One of the world's most famous houses is the weekend retreat called Fallingwater. The Design was made by the well known Frank Lloyd Wright. The building of the house begun in 1936 and was completed in the following year, Wright designed the house for Pittsburgh department store owner Edgar J. Kaufmann, whose son, Edgar Jr., was a Taliesin fellow.
Wright never liked to draw until he knew what he was going to draw. This is the way it came out of his head. And this is the way he planned. Wright named his building Fallingwater as it sounded good. It would eventually become the most famous modern house in the world. And he had drawn it all in less than three hours. .

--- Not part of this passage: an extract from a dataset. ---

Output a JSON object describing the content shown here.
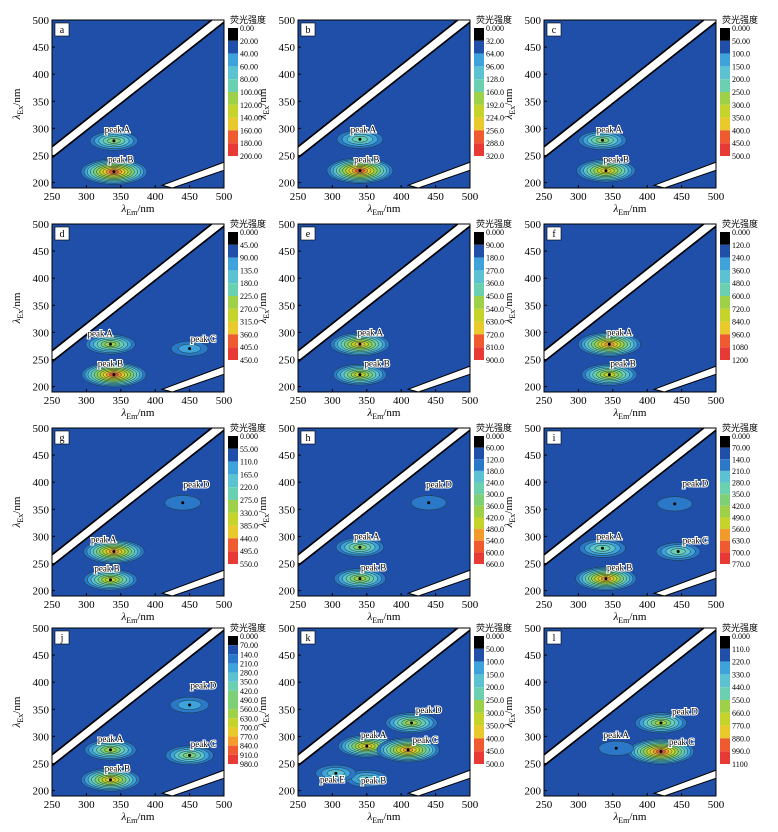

Wright wanted to associate the stream with the house so therefore he planed for that association. Hence the steps from living room to stream, Wright intended to deepen the stream for a swimming pool under the house at the foot of these steps. "With artificial collateral pools will look foolish" Wright says. Again the main floor is a projecting balcony over the stream. To put stairs from the balcony to the ground robs the balcony of any character.
Fallingwater's floors and roofs are dramatically cantilevered over the waterfall of Bear Run, a creek in western Pennsylvania. Finished in reinforced concrete, the house's floating planes echo the stream's cascading flow. Every detail reinforces Wright's vision; floors and ceiling expand outward independently, vertical elements extend this movement skyward, and windows meet at the corners of rooms, opening to erode the very notion of containment.
Wright's design makes the interior space of the house continue with the outdoors, combining the house with its site. He planned originally to cover the building in gold leaf which would mimic the color of dying plants and thereby connect the house to the change of seasons and the passage of time, but eventually the concrete surfaces were painted a beige color.